Nasaka was first involved with the Gutai group in 1962 at the Gutai Pinacotheca, which is an exhibition space in Nakanoshima, Osaka. Gutai artists have regularly exhibited their work in this space. Eventually, Nasaka became officially admitted to Gutai in 1963, alongside Takesada Matsutani. Jiro Yoshihara vouched for Nasaka to other Gutai members to join.

Nasaka said about her Gutai initiation: Everyone fell silent, but he (Yoshihara) repeated his question three times and everyone clapped their hands. At first there wasn't a sound.Nasaka was admitted as a Phase Two Gutai artist (19562-1972). While Phase One, Gutai artists (1954–62) focused on responding to the postwar period in Japan, and engaging with direct materials to critique wartime militarism. Alternatively, Phase Two Gutai artists were more solicitous about Japan's burgeoning economic and technological growth. The Phase Two artists employed materials and techniques including advanced technology that were germane to the theme of industrialism. Nasaka gained sizable recognition after winning the Ashiya Mayor's Prize in 1962. In 1964, Nasaka put on a solo show at the Gutai Pinacotheca, in which she expanded her work to a larger school by completely covering an entire wall with a grid of proliferating concentric circles. Nasaka was featured in the April 1965 Issue of Art International, was asked to be a judge for the Ibaraki exhibition, and showed her work in the Female Artists' Association exhibition. Nasaka went on a hiatus and did not create art for two decades. However, in the 2000s she began creating artwork again, and held solo exhibitions in 2014 in Tokyo, and in 2015 in Antwerp, Belgium.

== Overview of work ==
Nasaka's later body of work featured concentric circles manifested through reliefs. She grounded her practices through technological experimentation and used innovative industrial materials for her time.
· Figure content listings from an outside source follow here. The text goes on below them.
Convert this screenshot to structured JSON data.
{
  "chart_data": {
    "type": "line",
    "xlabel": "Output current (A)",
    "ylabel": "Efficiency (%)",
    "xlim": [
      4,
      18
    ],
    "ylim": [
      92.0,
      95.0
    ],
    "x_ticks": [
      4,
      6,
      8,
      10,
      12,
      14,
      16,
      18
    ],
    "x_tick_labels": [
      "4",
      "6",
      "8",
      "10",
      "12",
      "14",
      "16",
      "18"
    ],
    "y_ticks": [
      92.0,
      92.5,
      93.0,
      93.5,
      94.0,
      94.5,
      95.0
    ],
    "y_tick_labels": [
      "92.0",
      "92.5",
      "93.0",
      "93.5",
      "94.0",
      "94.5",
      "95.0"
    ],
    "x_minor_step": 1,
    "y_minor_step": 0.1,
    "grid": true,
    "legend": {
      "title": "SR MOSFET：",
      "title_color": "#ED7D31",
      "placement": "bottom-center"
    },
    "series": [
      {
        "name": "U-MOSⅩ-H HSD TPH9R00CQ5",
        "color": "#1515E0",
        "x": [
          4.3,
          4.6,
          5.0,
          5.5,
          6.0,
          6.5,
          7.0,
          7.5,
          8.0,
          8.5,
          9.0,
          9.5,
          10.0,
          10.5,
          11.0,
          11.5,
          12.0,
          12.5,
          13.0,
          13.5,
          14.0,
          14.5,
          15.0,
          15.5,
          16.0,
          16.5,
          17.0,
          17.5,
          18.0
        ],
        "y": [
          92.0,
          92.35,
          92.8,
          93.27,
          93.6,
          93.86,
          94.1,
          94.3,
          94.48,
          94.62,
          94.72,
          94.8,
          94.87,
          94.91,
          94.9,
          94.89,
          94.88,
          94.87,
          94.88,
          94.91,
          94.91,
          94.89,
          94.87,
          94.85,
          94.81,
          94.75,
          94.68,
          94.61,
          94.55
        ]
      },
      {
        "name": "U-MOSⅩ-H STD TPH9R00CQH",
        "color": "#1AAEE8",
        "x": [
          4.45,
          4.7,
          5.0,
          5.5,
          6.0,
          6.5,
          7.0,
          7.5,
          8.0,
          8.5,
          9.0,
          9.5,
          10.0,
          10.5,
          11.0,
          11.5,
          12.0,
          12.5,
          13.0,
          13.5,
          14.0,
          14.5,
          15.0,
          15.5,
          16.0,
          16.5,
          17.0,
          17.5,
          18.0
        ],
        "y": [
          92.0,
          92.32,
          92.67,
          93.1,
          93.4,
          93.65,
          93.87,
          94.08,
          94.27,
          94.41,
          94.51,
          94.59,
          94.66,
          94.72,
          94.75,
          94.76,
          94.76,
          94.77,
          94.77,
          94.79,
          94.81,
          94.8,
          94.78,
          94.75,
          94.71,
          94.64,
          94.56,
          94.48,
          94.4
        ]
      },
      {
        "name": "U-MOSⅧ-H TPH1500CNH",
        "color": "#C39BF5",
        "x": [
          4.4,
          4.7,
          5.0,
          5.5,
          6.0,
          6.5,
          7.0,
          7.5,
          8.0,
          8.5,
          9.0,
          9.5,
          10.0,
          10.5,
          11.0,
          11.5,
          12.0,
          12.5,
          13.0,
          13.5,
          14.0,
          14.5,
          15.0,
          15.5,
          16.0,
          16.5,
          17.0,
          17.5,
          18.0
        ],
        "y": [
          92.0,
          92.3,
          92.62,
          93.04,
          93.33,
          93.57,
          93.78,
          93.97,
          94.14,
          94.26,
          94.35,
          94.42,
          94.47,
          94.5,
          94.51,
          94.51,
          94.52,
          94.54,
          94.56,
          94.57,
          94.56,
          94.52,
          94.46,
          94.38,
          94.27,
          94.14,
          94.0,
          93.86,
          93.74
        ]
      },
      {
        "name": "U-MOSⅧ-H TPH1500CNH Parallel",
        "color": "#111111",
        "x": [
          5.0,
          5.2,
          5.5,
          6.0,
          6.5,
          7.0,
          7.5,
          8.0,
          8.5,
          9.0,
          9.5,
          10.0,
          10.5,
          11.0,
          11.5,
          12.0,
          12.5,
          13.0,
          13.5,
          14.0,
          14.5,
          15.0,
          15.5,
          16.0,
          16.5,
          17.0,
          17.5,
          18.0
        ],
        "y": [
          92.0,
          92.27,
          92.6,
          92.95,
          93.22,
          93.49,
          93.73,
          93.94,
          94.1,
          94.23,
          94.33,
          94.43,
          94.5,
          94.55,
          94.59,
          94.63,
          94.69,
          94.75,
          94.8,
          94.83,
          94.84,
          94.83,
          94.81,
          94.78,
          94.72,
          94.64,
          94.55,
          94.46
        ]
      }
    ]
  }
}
Nasaka's process involved the use of a rotating plate, a tool that was handmade for her. The tool resembles an electric pottery wheel combined with a turntable. She then used resin cement to create circular patterns, and then airbrushes the circles with resin and lacquer. No panel is the same, as each piece denotes a different sphere, color or texture. Ultimately, Nasaka places each panel side by side, and fits them into a grid like formation, expanding the grid so fully that it covers an entire wall akin to that of a mural. The expansion of concentric circles creates an effect of infinite space. Nasaka achieves the effect of four-dimensional space through her concentric circle constructions of varying heights, layering, depths, and textures. Her methods of using non-art materials adhere to Gutai's ethos of experimenting with technologically advanced materials and techniques.

=== Work shown at the Solomon R. Guggenheim Museum ===
In 2013, Nasaka's piece Work (1960) was featured in the Solomon R. Guggenheim Museum's exhibit: Gutai: Splendid Playground. Work (1960) is from Nasaka's concentric circle series, and exemplifies Naska's concern for the relationship between industrialization and humanity. She juxtaposed these ironic notions together to question the direction of humanity, particularly given the circumstances of burgeoning industry and technology.

Nasaka used square wooden panels for the bases, and then coated them with a material that is composed of plaster, glue and clay. While malleable, Nasaka treated the surface with the turntable tool—which resulted in the centrifugal compositions. Nasaka carved delicate patterns onto the surface and then sprayed car lacquer as the final touch. From a distance, the amalgamated panels resemble sonographic screens of photographs of the Moon's surface. Yet, when examined closely, one can see Nasaka's touch. Her intricate carvings demonstrate a sense of unpredictability and betray the illusion of machine-like perfection from afar.